In our panelists’ view, not allowing student athletes to freely engage in entrepreneurial activities that could provide a path for them to become successful in business is more detrimental long-term than keeping them from getting a study abroad grant.

The goal, our panelists argued, is to create students who are both well-educated and well prepared to succeed in the market economy. Right now, black and brown student-athletes are neither being given equal access to education nor to the rudiments of capitalism and entrepreneurship.

That’s just the beginning, say our panelists. The dam is breaking soon to enable revenue-sport athletes (at most larger campuses, that means football and basketball) to receive some degree of compensation for their services and sacrifice.

Such a move is long overdue, say Zavian and Nevius. The Power Five athletic conferences (the SEC, the ACC, the Big Ten, the Big 12, and the PAC 12) have created a multibillion-dollar entertainment enterprise that goes way beyond the collegiate mission to educate students, Zavian maintained. Nevius revealed that the first independent report deploring the exploitation of college athletes was released 90 (!) years ago.

In 2004, college football and basketball generated some $3 to $4 billion in revenue. Now it’s four or five times that high – with no end in sight, Nevius noted.

Kessler shared a staggering fact: that not one but two weightlifting coaches at the University of Alabama’s football program earn more than $500,000 a year, on a campus where for years student-athletes were prevented from receiving any compensation beyond tuition and room and board.

My cohost Richard Levick, CEO of LEVICK communications, and I pushed the panelists to discuss the impact on college athletics of the Black Lives Matter and social justice movements. Nevius’ response pointed out that only recently have college athletes begun to recognize the power they wield. Only when football players at the University of Missouri threatened to boycott a game did the campus community succeed in forcing out an administrator who was laggard in cracking down on racially insensitive incidents.

The racial inequities in campus athletics remain overwhelming, Nevius argued. Eight in ten big-time college athletic directors and football coaches are white; the percentage is only marginally lower for basketball coaches, despite the fact that nearly six in ten varsity players are black.

Too many college football and basketball players are risking their health and safety , the panelists say. Zavian argued that the power conferences’ decision to play football this fall amid the pandemic – and no fans! – demonstrates that, in truth, players are more frontline workers than “students” and should be well compensated for their risks, the same as any skilled worker. The football decision also demonstrates how desperate the NCAA and its member institutions are for television revenue.

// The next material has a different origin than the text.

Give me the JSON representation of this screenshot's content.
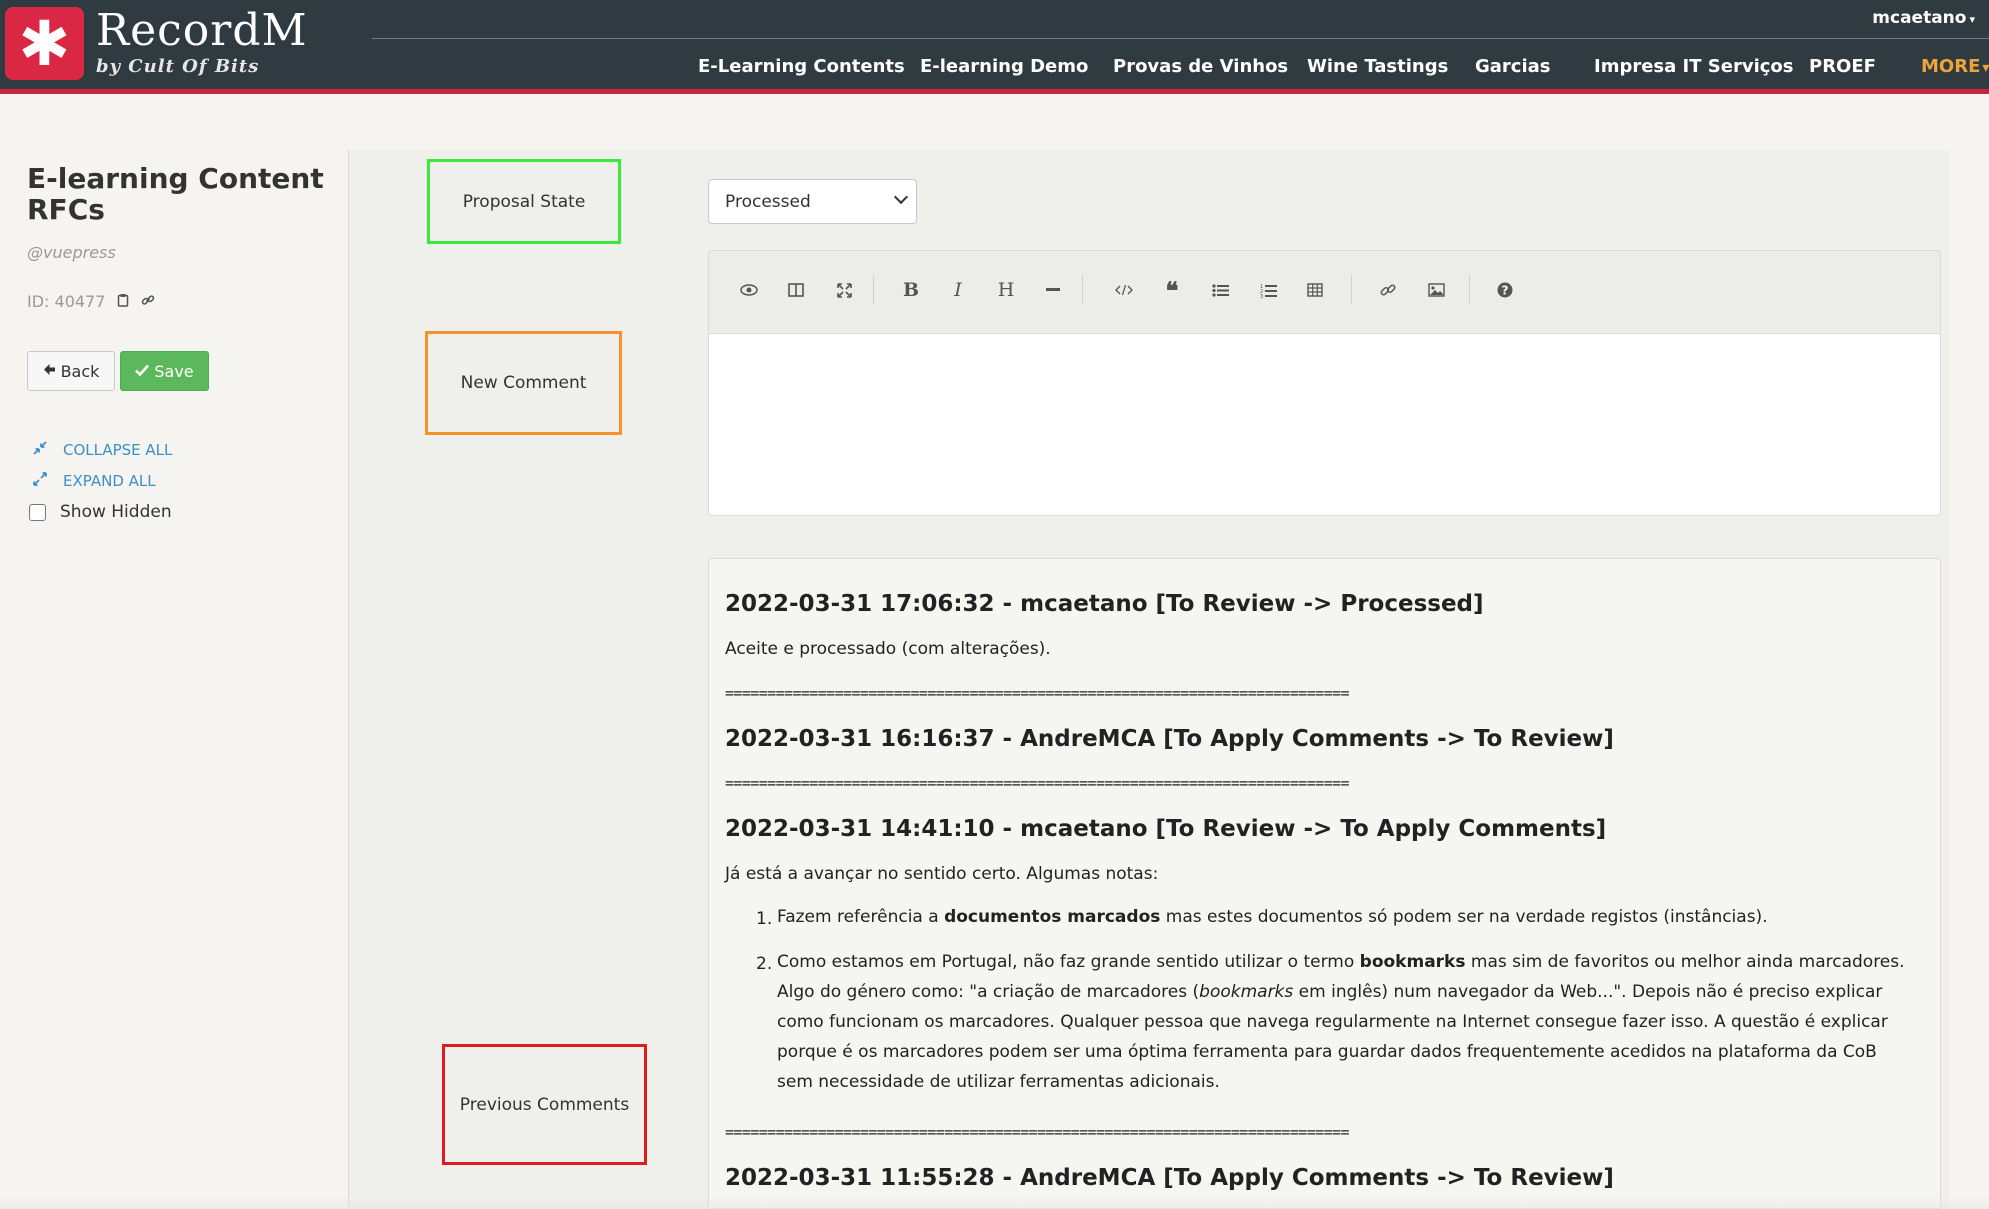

Players’ health and safety remain a secondary concern, she said.

All these factors are combining to force profound changes in college sports. Before long, college athletes may finally receive a level of compensation – and control over their own marketing and branding – commensurate with the revenue they generate for their institutions.

It’s about time.

# # #

Christina Elson is the Executive Director of the Wake Forest University Center for the Study of Capitalism.